- p.16-17. No text or scene perspectives informing us if additional goons popped up behind or in front of the Joe team. Thar's key because I had to do a double take as to who was getting killed, bad guys or good guys? I had to find out after the fact.
- (Same scene as above) Stormy's esoteric walk through a hail of bullets. Um, okay.
I just picked the issue up yesterday and thought it was fantastic. I like Hawk. He's just about got me thinking that Cobra Commander really is at the bottom of the plot. I like that MARS equipment was discovered in conjunction with an independent terrorist faction. Is Destro about to surface as the power/driving influence behind Wingfield? We'll have to wait and see. I like Flint's harder image. If I lost the love of my life, I would become a much darker individual, too. Roadblock's animosity to Storm Shadow is still great - and hearkens back to his first encounter with the ninja. I thought that Storm Shadow's "interrogation" of the Baroness was fun, and I liked seeing Duke making an airborne insertion into unknown territory - I've been waiting to see the "man of action" back in rare form for too long. In short, I thought it was a great comic.

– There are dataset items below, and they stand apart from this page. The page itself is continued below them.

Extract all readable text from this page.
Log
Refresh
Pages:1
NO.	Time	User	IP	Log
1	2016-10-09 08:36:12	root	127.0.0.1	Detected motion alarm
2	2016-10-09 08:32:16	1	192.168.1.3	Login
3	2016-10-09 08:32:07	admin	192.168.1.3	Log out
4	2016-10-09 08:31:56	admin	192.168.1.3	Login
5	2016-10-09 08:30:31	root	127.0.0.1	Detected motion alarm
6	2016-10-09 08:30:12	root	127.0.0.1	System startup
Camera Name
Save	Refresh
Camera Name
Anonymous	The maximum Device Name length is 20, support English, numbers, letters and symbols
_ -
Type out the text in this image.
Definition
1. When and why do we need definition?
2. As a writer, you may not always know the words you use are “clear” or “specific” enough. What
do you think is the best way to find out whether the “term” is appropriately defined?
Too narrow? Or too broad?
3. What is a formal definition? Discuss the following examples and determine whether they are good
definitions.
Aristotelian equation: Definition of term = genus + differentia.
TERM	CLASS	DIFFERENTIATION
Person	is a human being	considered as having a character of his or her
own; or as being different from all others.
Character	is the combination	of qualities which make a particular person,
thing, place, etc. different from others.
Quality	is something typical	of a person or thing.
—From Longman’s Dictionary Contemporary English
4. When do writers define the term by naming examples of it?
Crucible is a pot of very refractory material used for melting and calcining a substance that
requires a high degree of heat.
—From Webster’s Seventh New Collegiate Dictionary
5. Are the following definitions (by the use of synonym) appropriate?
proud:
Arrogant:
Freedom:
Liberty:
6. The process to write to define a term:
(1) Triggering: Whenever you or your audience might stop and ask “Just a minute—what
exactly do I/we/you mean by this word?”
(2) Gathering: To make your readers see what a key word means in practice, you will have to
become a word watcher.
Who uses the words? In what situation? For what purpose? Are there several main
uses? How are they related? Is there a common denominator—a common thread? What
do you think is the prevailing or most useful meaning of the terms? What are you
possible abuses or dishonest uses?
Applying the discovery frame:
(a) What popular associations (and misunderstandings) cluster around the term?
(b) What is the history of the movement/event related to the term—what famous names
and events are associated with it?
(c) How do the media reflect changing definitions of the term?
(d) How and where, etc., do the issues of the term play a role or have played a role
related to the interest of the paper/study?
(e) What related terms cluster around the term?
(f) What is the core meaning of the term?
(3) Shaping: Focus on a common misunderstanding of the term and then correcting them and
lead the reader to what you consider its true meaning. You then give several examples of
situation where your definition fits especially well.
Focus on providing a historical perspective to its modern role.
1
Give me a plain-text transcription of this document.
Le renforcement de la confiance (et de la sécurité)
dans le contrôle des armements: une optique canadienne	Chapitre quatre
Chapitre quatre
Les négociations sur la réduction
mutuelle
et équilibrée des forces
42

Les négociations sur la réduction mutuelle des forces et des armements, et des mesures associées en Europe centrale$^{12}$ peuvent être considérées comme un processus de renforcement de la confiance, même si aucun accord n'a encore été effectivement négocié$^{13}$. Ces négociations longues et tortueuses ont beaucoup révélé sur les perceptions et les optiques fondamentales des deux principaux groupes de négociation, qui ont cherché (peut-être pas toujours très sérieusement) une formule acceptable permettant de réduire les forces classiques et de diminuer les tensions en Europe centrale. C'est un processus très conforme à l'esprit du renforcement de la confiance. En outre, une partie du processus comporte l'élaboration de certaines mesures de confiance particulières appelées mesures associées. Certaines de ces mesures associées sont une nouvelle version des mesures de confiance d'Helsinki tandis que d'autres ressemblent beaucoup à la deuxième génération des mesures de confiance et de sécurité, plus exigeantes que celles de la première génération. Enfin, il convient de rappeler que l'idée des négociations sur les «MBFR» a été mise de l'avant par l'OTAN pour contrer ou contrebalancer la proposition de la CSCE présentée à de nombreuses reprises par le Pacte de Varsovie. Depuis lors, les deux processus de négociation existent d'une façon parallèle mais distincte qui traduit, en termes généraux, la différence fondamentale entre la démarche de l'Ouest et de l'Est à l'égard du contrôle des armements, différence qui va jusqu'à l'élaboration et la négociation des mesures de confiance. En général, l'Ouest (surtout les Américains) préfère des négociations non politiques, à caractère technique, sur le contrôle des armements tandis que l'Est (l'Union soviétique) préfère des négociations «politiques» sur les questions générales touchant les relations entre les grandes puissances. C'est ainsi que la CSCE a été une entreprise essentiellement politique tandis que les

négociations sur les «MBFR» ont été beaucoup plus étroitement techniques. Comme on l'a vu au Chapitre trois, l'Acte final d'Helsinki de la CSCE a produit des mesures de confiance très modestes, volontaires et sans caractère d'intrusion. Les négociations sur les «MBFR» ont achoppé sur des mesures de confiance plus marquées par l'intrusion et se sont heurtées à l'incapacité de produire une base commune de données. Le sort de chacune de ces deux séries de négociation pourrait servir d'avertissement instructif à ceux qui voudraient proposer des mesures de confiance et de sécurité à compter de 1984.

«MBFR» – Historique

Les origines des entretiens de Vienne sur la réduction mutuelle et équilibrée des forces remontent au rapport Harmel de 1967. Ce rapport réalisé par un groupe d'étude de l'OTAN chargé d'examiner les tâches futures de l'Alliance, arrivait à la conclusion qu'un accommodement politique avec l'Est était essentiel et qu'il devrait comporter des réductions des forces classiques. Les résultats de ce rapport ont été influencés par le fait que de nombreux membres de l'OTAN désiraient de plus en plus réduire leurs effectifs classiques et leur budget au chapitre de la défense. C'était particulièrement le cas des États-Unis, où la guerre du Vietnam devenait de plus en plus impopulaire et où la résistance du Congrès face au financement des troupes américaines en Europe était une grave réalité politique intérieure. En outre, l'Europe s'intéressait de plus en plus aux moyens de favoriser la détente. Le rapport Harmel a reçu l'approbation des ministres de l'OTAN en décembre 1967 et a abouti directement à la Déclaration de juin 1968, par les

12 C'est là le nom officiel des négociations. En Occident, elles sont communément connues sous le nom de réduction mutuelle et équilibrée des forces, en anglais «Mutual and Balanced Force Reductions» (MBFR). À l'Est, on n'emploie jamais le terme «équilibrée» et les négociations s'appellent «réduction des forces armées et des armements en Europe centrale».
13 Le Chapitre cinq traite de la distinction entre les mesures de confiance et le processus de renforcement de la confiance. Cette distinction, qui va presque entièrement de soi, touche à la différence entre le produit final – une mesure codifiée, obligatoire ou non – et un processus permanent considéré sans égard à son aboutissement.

For your questions PJ...we never actually see the Baroness board the plane. We only see Destro instructing Wraith to take care of her, and later see the plane explode. And Storm Shadow's bullet-dodging act? Recall that he has been pulling that same stunt for years. In Vietnam he weaved through a maze of enemy fire to retrieve Snake-Eyes's body and Terri's photograph - and then back to the evacuation helicopter. Stalker said he dodged the bullets "like they were slow pigeons." At the time, his little trick really spooked Stalker.
- ". . .score one for the antiquated concept of redemption." Is the author making Flint philosophical, or borderline "koo-koo" here? What's that mean?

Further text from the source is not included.